I like that name for God. I like remembering how God goes alongside me as I glide (or sometimes bumpily ride) through each day. Matthew in the New Testament liked it too, picking up that name and applying it freely to Jesus, saying this special child would communicate, too, by his name. By coming into Mary and Joseph’s soon-to-be-set-up household, God, embodied in Jesus, says I’m moving into the neighborhood. God with us, with me. God among us.

But I also like the name Matthew goes on to report was to be given to Jesus. It’s curious that that name Emmanuel (Matthew’s preferred spelling) gets mentioned, but then overshadowed.

For the angel tells Joseph that he would name the child Jesus. That name means even more: not only God with us, but God for us. For it is, in a more ancient language, Yeshua, Yahweh-Savior.

Remembering that name, I glimpse how God comes not only to be with us, but also to help me.
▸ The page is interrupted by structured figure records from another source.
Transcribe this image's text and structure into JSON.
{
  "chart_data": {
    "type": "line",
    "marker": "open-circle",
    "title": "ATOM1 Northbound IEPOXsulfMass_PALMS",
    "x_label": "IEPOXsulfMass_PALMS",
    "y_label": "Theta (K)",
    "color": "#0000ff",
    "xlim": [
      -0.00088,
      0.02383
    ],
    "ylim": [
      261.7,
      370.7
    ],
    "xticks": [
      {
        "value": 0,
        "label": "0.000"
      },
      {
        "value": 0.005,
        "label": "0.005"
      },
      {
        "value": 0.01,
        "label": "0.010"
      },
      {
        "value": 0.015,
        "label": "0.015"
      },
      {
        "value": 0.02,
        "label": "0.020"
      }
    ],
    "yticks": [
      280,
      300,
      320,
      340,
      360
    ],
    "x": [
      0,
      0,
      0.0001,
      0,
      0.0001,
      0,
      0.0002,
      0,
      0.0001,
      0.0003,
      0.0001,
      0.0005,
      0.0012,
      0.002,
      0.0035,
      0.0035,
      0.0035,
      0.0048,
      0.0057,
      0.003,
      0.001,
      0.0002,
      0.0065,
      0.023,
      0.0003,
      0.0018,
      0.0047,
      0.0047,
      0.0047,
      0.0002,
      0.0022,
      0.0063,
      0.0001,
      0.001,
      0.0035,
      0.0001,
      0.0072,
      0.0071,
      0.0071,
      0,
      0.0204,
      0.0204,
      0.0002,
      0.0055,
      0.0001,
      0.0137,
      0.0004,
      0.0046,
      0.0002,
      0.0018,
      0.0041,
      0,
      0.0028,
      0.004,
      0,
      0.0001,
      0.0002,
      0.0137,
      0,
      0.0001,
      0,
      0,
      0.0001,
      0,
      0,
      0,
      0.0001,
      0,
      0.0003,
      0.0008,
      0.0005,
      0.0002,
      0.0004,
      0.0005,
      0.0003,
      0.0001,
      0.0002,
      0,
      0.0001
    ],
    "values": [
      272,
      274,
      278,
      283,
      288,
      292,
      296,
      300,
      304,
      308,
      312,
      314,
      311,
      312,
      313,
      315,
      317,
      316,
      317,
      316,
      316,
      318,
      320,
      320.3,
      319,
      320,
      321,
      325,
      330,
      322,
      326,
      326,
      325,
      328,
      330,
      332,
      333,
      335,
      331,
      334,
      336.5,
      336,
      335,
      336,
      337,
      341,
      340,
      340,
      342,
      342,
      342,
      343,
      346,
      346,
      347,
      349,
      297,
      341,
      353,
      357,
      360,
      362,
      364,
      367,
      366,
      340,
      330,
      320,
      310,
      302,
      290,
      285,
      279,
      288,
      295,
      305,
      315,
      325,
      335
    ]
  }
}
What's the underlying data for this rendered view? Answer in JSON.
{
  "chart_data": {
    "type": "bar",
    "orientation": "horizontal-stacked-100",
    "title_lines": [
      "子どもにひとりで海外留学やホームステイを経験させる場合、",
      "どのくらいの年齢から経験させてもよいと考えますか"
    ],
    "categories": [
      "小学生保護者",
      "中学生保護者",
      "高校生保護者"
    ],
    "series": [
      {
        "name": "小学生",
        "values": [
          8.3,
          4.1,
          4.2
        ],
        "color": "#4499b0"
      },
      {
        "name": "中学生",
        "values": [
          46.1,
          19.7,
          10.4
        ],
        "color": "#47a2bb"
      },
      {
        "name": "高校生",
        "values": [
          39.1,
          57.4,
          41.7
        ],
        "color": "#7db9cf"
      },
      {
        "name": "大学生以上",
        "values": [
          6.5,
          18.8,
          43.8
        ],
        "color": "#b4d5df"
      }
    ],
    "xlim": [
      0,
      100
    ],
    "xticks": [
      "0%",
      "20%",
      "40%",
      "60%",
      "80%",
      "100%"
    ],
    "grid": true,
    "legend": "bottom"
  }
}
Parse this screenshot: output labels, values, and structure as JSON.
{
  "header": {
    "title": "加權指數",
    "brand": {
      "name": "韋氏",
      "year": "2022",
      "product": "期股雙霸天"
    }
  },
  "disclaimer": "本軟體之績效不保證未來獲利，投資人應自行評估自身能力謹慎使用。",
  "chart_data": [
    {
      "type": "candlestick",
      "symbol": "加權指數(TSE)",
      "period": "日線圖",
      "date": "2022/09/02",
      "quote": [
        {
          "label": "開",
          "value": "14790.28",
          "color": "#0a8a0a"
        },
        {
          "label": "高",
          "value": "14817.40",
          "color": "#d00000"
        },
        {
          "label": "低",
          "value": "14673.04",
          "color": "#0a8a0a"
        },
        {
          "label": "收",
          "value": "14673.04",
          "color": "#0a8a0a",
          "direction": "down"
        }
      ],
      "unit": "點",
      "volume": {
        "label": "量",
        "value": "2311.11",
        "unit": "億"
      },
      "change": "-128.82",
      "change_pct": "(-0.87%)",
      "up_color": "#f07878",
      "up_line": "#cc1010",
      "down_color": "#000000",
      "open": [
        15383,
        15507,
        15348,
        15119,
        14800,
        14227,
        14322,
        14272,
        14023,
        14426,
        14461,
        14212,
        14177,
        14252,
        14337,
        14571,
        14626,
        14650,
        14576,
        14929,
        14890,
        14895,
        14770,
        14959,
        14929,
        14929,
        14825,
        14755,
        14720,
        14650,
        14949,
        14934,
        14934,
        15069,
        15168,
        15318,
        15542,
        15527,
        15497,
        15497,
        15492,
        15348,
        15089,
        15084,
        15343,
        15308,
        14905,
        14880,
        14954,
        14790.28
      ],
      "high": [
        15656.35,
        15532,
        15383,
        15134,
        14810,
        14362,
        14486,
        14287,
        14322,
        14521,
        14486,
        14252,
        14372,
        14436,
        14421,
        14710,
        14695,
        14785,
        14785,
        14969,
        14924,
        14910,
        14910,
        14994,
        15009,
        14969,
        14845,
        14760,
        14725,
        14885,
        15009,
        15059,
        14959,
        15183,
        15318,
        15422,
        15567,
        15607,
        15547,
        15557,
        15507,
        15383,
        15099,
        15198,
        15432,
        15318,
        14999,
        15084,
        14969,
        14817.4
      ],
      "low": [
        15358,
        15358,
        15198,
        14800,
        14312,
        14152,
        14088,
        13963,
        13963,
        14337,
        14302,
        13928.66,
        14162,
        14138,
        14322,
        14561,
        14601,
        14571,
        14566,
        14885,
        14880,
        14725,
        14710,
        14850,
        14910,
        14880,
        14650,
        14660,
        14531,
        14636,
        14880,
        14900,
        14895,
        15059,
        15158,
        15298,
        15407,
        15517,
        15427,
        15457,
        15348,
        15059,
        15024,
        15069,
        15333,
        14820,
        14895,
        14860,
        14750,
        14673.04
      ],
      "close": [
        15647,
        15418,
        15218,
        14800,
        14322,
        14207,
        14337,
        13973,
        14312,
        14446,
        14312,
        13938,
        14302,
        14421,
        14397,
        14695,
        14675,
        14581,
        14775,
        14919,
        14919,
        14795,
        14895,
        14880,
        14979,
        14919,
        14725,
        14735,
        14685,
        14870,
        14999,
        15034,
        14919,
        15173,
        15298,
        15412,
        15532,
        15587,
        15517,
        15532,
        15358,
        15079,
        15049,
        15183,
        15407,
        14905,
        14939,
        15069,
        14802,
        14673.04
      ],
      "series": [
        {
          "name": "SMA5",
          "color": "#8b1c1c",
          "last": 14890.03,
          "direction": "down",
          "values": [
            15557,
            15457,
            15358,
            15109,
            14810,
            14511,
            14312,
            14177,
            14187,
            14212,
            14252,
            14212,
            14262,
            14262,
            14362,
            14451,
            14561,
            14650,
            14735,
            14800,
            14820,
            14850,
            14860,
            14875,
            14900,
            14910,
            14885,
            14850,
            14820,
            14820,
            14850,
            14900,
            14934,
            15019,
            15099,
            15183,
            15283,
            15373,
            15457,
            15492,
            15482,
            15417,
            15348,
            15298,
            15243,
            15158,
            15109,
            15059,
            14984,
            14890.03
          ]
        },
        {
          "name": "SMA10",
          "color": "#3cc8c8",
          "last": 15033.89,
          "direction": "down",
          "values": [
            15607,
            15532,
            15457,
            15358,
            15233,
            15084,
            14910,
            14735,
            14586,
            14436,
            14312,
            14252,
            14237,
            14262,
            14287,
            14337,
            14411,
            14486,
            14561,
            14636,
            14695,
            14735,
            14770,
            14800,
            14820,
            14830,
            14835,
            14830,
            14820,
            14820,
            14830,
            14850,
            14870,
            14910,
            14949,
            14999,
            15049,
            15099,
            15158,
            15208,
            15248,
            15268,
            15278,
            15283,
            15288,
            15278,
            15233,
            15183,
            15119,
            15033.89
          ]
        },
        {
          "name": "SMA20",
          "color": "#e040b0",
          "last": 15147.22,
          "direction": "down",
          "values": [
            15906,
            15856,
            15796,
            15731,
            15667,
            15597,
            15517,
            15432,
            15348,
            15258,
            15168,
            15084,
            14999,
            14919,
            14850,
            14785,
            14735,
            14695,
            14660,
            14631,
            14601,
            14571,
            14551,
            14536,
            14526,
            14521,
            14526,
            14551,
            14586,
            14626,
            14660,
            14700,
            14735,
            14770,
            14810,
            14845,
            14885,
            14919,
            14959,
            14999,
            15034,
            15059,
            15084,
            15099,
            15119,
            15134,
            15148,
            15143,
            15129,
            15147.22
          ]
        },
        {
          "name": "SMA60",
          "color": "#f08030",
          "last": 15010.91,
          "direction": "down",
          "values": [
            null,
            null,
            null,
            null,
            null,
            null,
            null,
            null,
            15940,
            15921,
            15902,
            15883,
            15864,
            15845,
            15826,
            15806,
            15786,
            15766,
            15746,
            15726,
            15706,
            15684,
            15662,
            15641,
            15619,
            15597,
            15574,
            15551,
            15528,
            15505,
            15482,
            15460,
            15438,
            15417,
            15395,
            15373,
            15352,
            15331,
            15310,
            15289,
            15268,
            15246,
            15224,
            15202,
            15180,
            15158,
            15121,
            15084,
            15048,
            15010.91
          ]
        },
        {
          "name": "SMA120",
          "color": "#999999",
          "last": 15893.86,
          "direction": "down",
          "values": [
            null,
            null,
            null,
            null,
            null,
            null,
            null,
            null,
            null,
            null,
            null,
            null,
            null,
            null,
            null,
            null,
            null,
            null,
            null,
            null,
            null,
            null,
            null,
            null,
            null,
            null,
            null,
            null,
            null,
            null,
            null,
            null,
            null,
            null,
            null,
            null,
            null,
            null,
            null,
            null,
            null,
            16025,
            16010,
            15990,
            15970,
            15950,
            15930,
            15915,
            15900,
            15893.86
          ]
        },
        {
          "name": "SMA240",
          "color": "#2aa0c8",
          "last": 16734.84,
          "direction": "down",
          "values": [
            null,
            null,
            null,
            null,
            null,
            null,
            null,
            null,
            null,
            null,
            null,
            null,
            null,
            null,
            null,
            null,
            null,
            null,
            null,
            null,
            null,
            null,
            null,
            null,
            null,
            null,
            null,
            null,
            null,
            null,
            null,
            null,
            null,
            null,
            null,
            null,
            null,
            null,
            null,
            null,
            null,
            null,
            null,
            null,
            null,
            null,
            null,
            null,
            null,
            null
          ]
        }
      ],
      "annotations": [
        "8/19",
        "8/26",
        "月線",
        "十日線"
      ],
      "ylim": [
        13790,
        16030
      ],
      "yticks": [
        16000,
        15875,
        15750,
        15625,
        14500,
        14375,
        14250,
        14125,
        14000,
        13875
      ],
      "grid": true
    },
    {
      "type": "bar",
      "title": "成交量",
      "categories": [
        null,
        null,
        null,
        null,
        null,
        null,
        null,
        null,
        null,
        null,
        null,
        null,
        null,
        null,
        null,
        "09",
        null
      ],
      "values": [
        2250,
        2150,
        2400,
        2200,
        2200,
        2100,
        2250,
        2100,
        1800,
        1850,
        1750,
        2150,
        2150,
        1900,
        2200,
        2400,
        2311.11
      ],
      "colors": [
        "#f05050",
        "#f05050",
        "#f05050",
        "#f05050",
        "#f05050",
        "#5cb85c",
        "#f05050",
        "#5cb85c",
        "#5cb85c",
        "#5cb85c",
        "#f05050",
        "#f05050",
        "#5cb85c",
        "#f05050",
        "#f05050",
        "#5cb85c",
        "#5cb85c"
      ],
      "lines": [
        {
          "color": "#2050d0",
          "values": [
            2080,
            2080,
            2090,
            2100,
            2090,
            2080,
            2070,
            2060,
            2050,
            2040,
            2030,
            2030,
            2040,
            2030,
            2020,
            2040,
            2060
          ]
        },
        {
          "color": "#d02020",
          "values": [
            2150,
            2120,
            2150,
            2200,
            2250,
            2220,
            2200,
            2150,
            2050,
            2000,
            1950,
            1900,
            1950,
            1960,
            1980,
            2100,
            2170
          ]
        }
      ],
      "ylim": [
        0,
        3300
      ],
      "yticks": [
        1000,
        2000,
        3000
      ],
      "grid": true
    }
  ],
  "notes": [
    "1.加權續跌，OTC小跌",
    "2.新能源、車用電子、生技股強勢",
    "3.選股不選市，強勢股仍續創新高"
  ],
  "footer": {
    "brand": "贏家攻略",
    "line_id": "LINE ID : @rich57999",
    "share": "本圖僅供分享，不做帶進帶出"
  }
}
Not only someone who comes alongside, but who draws near to rescue.

There’s a lot in a name, especially one that tells me that God promises not only to show up, but to come looking for us, reaching out for us.

God will have more in store for humankind than a birth, than an incarnation. He will also take on a self-sacrificial life.

For God’s deity, as the theologian Karl Barth wrote, "is … no prison in which he can exist only in and for Himself." No, Barth says, God decides freely, for all his glory, to become something else. In his very nature as God has an odd kind of freedom for one so immensely and infinitely great: We see instead "his freedom to be in and for Himself but also with us and for us, to assert but also to sacrifice himself."

He arrives on the scene (even in the scenes of our daily lives), not just to wait in the wings "out there." He is born to make everything different, not just in some grand scheme, but in our lives. Because of his powerful names, I can even believe, if I remember, that he comes to me, and cares for me.